Effects of the Invention As explained above, according to the rare earth metal/resin composite molded article of the present invention, by forming an oxide film in advance on the fractured surface of the rare earth metal powder constituting the composite, The progress of oxidation can be effectively prevented. Therefore, even after being commercialized as a plastic magnet, such as the fixed magnetic pole of a motor, and used for a long period of time at high temperatures, it will not deform over time and will exhibit excellent heat resistance. It is.

[Brief explanation of drawings]

FIG. 1: Heat resistance of test pieces when a heat blistering test was conducted on a rare earth metal/resin composite molded article according to a preferred embodiment of the present invention and a rare earth metal/resin composite molded article obtained by a conventional manufacturing method. It is a curve diagram plotting swelling ratio.

[Fig. 2] When a heat blistering test was conducted on the rare earth metal/resin composite molded body according to the preferred embodiment of the present invention and the conventional rare earth metal/resin composite molded body, formations in the rare earth metal powder of each test piece were observed. FIG. 3 is a curve diagram plotting the relationship between oxygen content and oxygen content including an oxide film.

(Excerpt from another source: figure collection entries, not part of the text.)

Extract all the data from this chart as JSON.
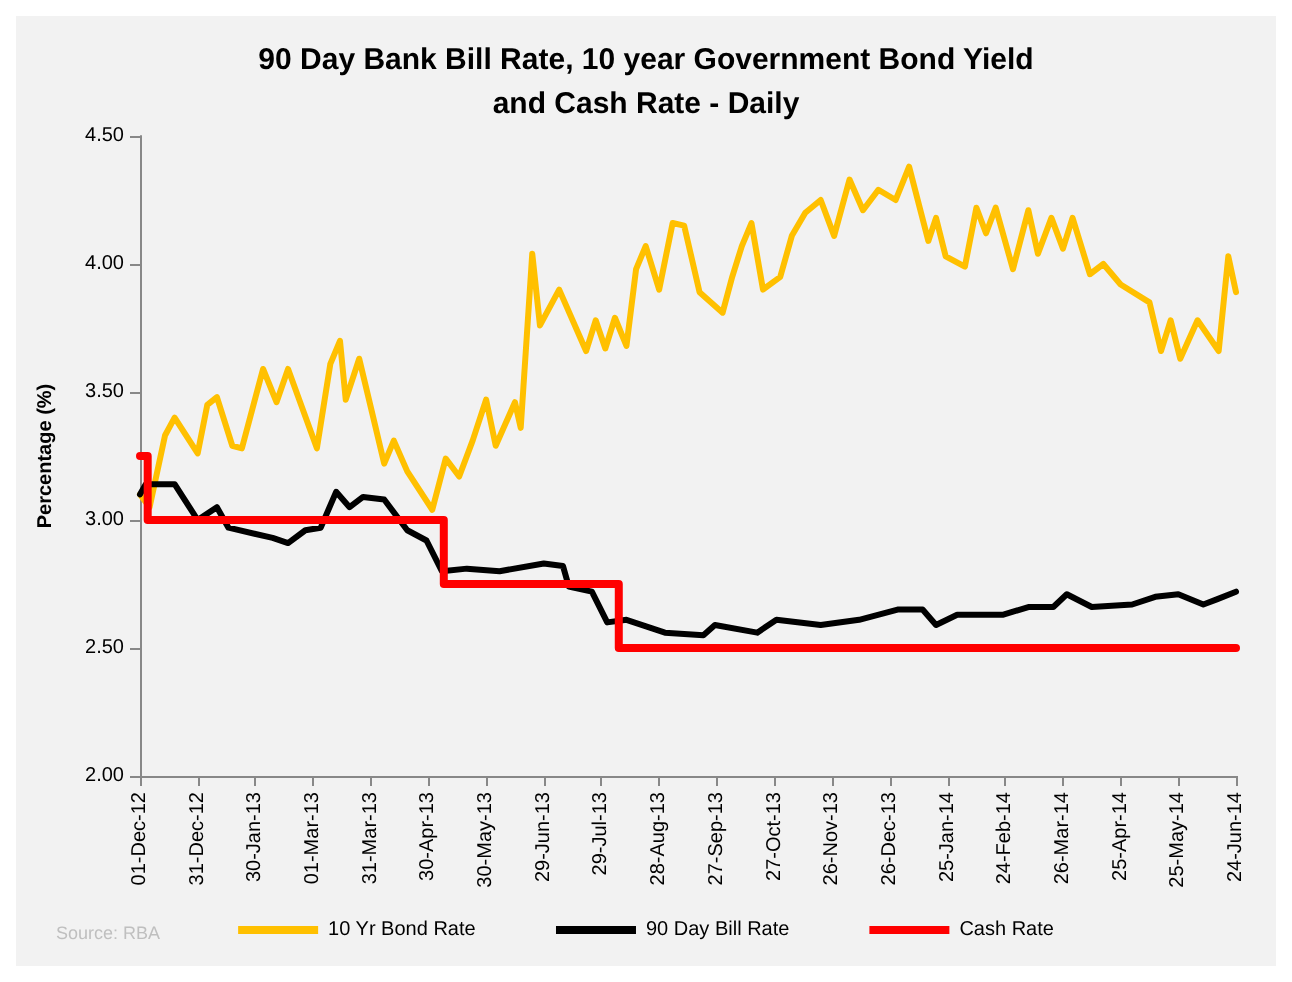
{
  "chart_data": {
    "type": "line",
    "title": "90 Day Bank Bill Rate, 10 year Government Bond Yield\nand Cash Rate - Daily",
    "ylabel": "Percentage (%)",
    "annotations": [
      "Source: RBA"
    ],
    "legend": "bottom",
    "xlim": [
      "2012-12-01",
      "2014-06-24"
    ],
    "xticks": [
      {
        "value": "2012-12-01",
        "label": "01-Dec-12"
      },
      {
        "value": "2012-12-31",
        "label": "31-Dec-12"
      },
      {
        "value": "2013-01-30",
        "label": "30-Jan-13"
      },
      {
        "value": "2013-03-01",
        "label": "01-Mar-13"
      },
      {
        "value": "2013-03-31",
        "label": "31-Mar-13"
      },
      {
        "value": "2013-04-30",
        "label": "30-Apr-13"
      },
      {
        "value": "2013-05-30",
        "label": "30-May-13"
      },
      {
        "value": "2013-06-29",
        "label": "29-Jun-13"
      },
      {
        "value": "2013-07-29",
        "label": "29-Jul-13"
      },
      {
        "value": "2013-08-28",
        "label": "28-Aug-13"
      },
      {
        "value": "2013-09-27",
        "label": "27-Sep-13"
      },
      {
        "value": "2013-10-27",
        "label": "27-Oct-13"
      },
      {
        "value": "2013-11-26",
        "label": "26-Nov-13"
      },
      {
        "value": "2013-12-26",
        "label": "26-Dec-13"
      },
      {
        "value": "2014-01-25",
        "label": "25-Jan-14"
      },
      {
        "value": "2014-02-24",
        "label": "24-Feb-14"
      },
      {
        "value": "2014-03-26",
        "label": "26-Mar-14"
      },
      {
        "value": "2014-04-25",
        "label": "25-Apr-14"
      },
      {
        "value": "2014-05-25",
        "label": "25-May-14"
      },
      {
        "value": "2014-06-24",
        "label": "24-Jun-14"
      }
    ],
    "ylim": [
      2,
      4.5
    ],
    "yticks": [
      {
        "value": 2,
        "label": "2.00"
      },
      {
        "value": 2.5,
        "label": "2.50"
      },
      {
        "value": 3,
        "label": "3.00"
      },
      {
        "value": 3.5,
        "label": "3.50"
      },
      {
        "value": 4,
        "label": "4.00"
      },
      {
        "value": 4.5,
        "label": "4.50"
      }
    ],
    "series": [
      {
        "name": "10 Yr Bond Rate",
        "color": "#ffc000",
        "x": [
          "2012-12-01",
          "2012-12-06",
          "2012-12-14",
          "2012-12-19",
          "2012-12-31",
          "2013-01-05",
          "2013-01-10",
          "2013-01-18",
          "2013-01-23",
          "2013-02-03",
          "2013-02-10",
          "2013-02-16",
          "2013-03-03",
          "2013-03-10",
          "2013-03-15",
          "2013-03-18",
          "2013-03-25",
          "2013-04-01",
          "2013-04-07",
          "2013-04-12",
          "2013-04-19",
          "2013-05-02",
          "2013-05-09",
          "2013-05-16",
          "2013-05-23",
          "2013-05-30",
          "2013-06-04",
          "2013-06-14",
          "2013-06-17",
          "2013-06-23",
          "2013-06-27",
          "2013-07-07",
          "2013-07-21",
          "2013-07-26",
          "2013-07-31",
          "2013-08-05",
          "2013-08-11",
          "2013-08-16",
          "2013-08-21",
          "2013-08-28",
          "2013-09-04",
          "2013-09-10",
          "2013-09-18",
          "2013-09-30",
          "2013-10-05",
          "2013-10-10",
          "2013-10-15",
          "2013-10-21",
          "2013-10-30",
          "2013-11-05",
          "2013-11-12",
          "2013-11-20",
          "2013-11-27",
          "2013-12-05",
          "2013-12-12",
          "2013-12-20",
          "2013-12-29",
          "2014-01-05",
          "2014-01-15",
          "2014-01-19",
          "2014-01-24",
          "2014-02-03",
          "2014-02-09",
          "2014-02-14",
          "2014-02-19",
          "2014-02-28",
          "2014-03-08",
          "2014-03-13",
          "2014-03-20",
          "2014-03-26",
          "2014-03-31",
          "2014-04-09",
          "2014-04-16",
          "2014-04-25",
          "2014-05-10",
          "2014-05-16",
          "2014-05-21",
          "2014-05-26",
          "2014-06-04",
          "2014-06-15",
          "2014-06-20",
          "2014-06-24"
        ],
        "values": [
          3.1,
          3.05,
          3.33,
          3.4,
          3.26,
          3.45,
          3.48,
          3.29,
          3.28,
          3.59,
          3.46,
          3.59,
          3.28,
          3.61,
          3.7,
          3.47,
          3.63,
          3.41,
          3.22,
          3.31,
          3.19,
          3.04,
          3.24,
          3.17,
          3.31,
          3.47,
          3.29,
          3.46,
          3.36,
          4.04,
          3.76,
          3.9,
          3.66,
          3.78,
          3.67,
          3.79,
          3.68,
          3.98,
          4.07,
          3.9,
          4.16,
          4.15,
          3.89,
          3.81,
          3.95,
          4.07,
          4.16,
          3.9,
          3.95,
          4.11,
          4.2,
          4.25,
          4.11,
          4.33,
          4.21,
          4.29,
          4.25,
          4.38,
          4.09,
          4.18,
          4.03,
          3.99,
          4.22,
          4.12,
          4.22,
          3.98,
          4.21,
          4.04,
          4.18,
          4.06,
          4.18,
          3.96,
          4.0,
          3.92,
          3.85,
          3.66,
          3.78,
          3.63,
          3.78,
          3.66,
          4.03,
          3.89
        ]
      },
      {
        "name": "90 Day Bill Rate",
        "color": "#000000",
        "x": [
          "2012-12-01",
          "2012-12-04",
          "2012-12-19",
          "2012-12-31",
          "2013-01-10",
          "2013-01-16",
          "2013-02-08",
          "2013-02-16",
          "2013-02-25",
          "2013-03-05",
          "2013-03-13",
          "2013-03-20",
          "2013-03-27",
          "2013-04-07",
          "2013-04-19",
          "2013-04-29",
          "2013-05-07",
          "2013-05-20",
          "2013-06-06",
          "2013-06-29",
          "2013-07-09",
          "2013-07-12",
          "2013-07-24",
          "2013-08-01",
          "2013-08-11",
          "2013-08-31",
          "2013-09-20",
          "2013-09-26",
          "2013-10-18",
          "2013-10-28",
          "2013-11-20",
          "2013-12-10",
          "2013-12-30",
          "2014-01-12",
          "2014-01-19",
          "2014-01-30",
          "2014-02-23",
          "2014-03-08",
          "2014-03-21",
          "2014-03-28",
          "2014-04-10",
          "2014-05-01",
          "2014-05-13",
          "2014-05-25",
          "2014-06-07",
          "2014-06-14",
          "2014-06-24"
        ],
        "values": [
          3.1,
          3.14,
          3.14,
          3.0,
          3.05,
          2.97,
          2.93,
          2.91,
          2.96,
          2.97,
          3.11,
          3.05,
          3.09,
          3.08,
          2.96,
          2.92,
          2.8,
          2.81,
          2.8,
          2.83,
          2.82,
          2.74,
          2.72,
          2.6,
          2.61,
          2.56,
          2.55,
          2.59,
          2.56,
          2.61,
          2.59,
          2.61,
          2.65,
          2.65,
          2.59,
          2.63,
          2.63,
          2.66,
          2.66,
          2.71,
          2.66,
          2.67,
          2.7,
          2.71,
          2.67,
          2.69,
          2.72
        ]
      },
      {
        "name": "Cash Rate",
        "type": "step",
        "color": "#ff0000",
        "x": [
          "2012-12-01",
          "2012-12-05",
          "2013-05-08",
          "2013-08-07",
          "2014-06-24"
        ],
        "values": [
          3.25,
          3.0,
          2.75,
          2.5,
          2.5
        ]
      }
    ]
  }
}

[Fig. 3] Total oxygen content in each test piece when a heat swelling test was conducted on the rare earth metal/resin composite molded article according to the preferred embodiment of the present invention and the conventional rare earth metal/resin composite molded article. It is a curve diagram plotting the relationship between .

Claims (4)

[Claims] 1. A rare earth metal characterized by suppressing swelling over time by bonding rare earth metal powder with an oxide film pre-formed on the fractured surface produced by compression molding with a thermosetting resin.・Resin composite molded body. 2. The oxide film formed on the fracture surface of the rare earth metal powder has an oxygen content of about 0.1% by weight or more and 0.5% by weight or less, and the oxygen content of the thermosetting resin The rare earth metal/resin composite molded article according to claim 1, wherein the amount is 1.0% by weight or less. 3. A rare earth metal/resin composite molded body is obtained by mixing a rare earth metal powder and a thermosetting resin with the addition of a solvent, and then press-molding the mixture into a predetermined shape.
1. A method for producing a rare earth metal/resin composite molded article, which comprises heating to 150° C. to 200° C. and holding it for 10 minutes or more in an atmosphere of 4. Prior to heating the rare earth metal/resin composite molded product press-molded into the predetermined shape to 150° C. to 200° C. in an atmosphere containing 5% to 90% oxygen and holding it for 10 minutes or more. 4. The method for producing a rare earth metal/resin composite molded article according to claim 3, further comprising heating to a temperature sufficient to volatilize the solvent and maintaining it for several hours.